Recently I discussed the hoopla over the Pope’s comments on condoms and AIDS. He said condom distribution does not reduce AIDS in Africa and may increase it. I said it’s a mistake to think that condom distribution is a key issue, but that the Pope’s general view on condom use is nevertheless wrong.
Frank Pastore has written a column in which he quotes a National Review Online interview with Edward C. Green, director of the AIDS Prevention Research Project at the Harvard Center for Population and Development Studies. Here’s what Green had to say:
We have found no consistent associations between condom use and lower HIV-infection rates, which, 25 years into the pandemic, we should be seeing if this intervention was working.

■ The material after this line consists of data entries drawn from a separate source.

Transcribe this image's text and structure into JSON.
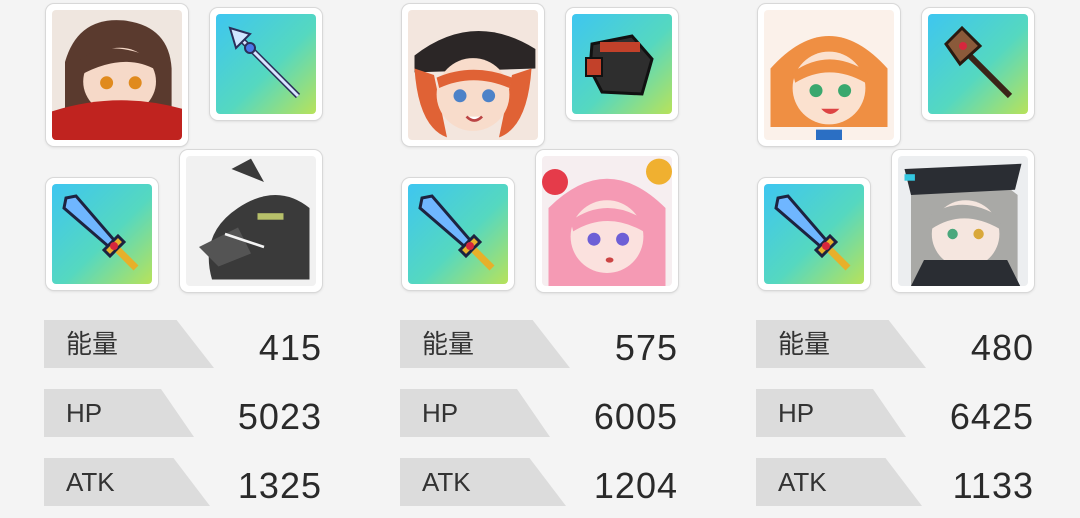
{
  "teams": [
    {
      "stats": [
        {
          "label": "能量",
          "value": "415"
        },
        {
          "label": "HP",
          "value": "5023"
        },
        {
          "label": "ATK",
          "value": "1325"
        }
      ]
    },
    {
      "stats": [
        {
          "label": "能量",
          "value": "575"
        },
        {
          "label": "HP",
          "value": "6005"
        },
        {
          "label": "ATK",
          "value": "1204"
        }
      ]
    },
    {
      "stats": [
        {
          "label": "能量",
          "value": "480"
        },
        {
          "label": "HP",
          "value": "6425"
        },
        {
          "label": "ATK",
          "value": "1133"
        }
      ]
    }
  ],
  "icons": {
    "portraits": [
      "brown-haired-girl-red-scarf-portrait",
      "black-dragon-portrait",
      "red-haired-witch-portrait",
      "pink-haired-girl-portrait",
      "orange-haired-girl-portrait",
      "silver-haired-girl-portrait"
    ],
    "weapons": [
      "spear-weapon-icon",
      "sword-weapon-icon",
      "gauntlet-weapon-icon",
      "sword-weapon-icon",
      "axe-weapon-icon",
      "sword-weapon-icon"
    ]
  },
  "colors": {
    "label_bg": "#dcdcdc",
    "weapon_gradient_a": "#3fd0e8",
    "weapon_gradient_b": "#b6e25a"
  }
}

The pope is correct, or put it a better way, the best evidence we have supports the pope’s comments. He stresses that condoms have been proven to not be effective at the level of population. There is a consistent association shown by our best studies, including the US-funded Demographic Health Surveys, between greater availability and use of condoms and higher (not lower) HIV-infection rates. This may be due in part to a phenomenon known as risk compensation, meaning that when one uses a risk-reduction technology such as condoms, one often loses the benefit (reduction in risk) by compensating or taking greater chances than one would take without the risk-reduction technology.
I also noticed that the pope said monogamy was the best single answer to African AIDS, rather than abstinence. The best and latest empirical evidence indeed shows that reduction in multiple and concurrent sexual partners is the most important single behavior change associated with reduction in HIV-infection rates (the other major factor is male circumcision).
But Patore is not quite revealing the full picture. Just yesterday, the Washington Post published an article by Green in which he adds:
In a 2008 article in Science called “Reassessing HIV Prevention” 10 AIDS experts concluded that “consistent condom use has not reached a sufficiently high level, even after many years of widespread and often aggressive promotion, to produce a measurable slowing of new infections in the generalized epidemics of Sub-Saharan Africa.”
Let me quickly add that condom promotion has worked in countries such as Thailand and Cambodia, where most HIV is transmitted through commercial sex…
The problem, then, is not the distribution of condoms, but the failure to use them. The overwhelming problem, though, writes, Green, is that “in significant proportions of African populations, people have two or more regular sex partners who overlap in time.”
But of course the Pope’s position is not merely that condom distribution in Africa doesn’t work: his position is that condom use is inherently immoral. But Christians who cite Green for some religious purpose are going to have difficulty with Green’s general views: “‘Closed’ or faithful polygamy can work as well. … All people should have full access to condoms, and condoms should always be a backup strategy for those who will not or cannot remain in a mutually faithful relationship.”
By coincidence, I agree with the Christians that “faithful polygamy,” while it might reduce the spread of AIDS, is nevertheless inappropriate. I say “by coincidence” because, while Christians offer religious reasons against polygamy (though some argue the Bible endorses it), my case against polygamy rests on the inherent difficulties of maintaining a true romantic relationship with more than one other person at a time.
Green has even more to say in a BBC interview (as with the earlier link via Wikipedia).
Pastore is right that throwing condoms at the AIDS problem is not likely to solve it. But throwing religious dogma at the problem will produce no better results.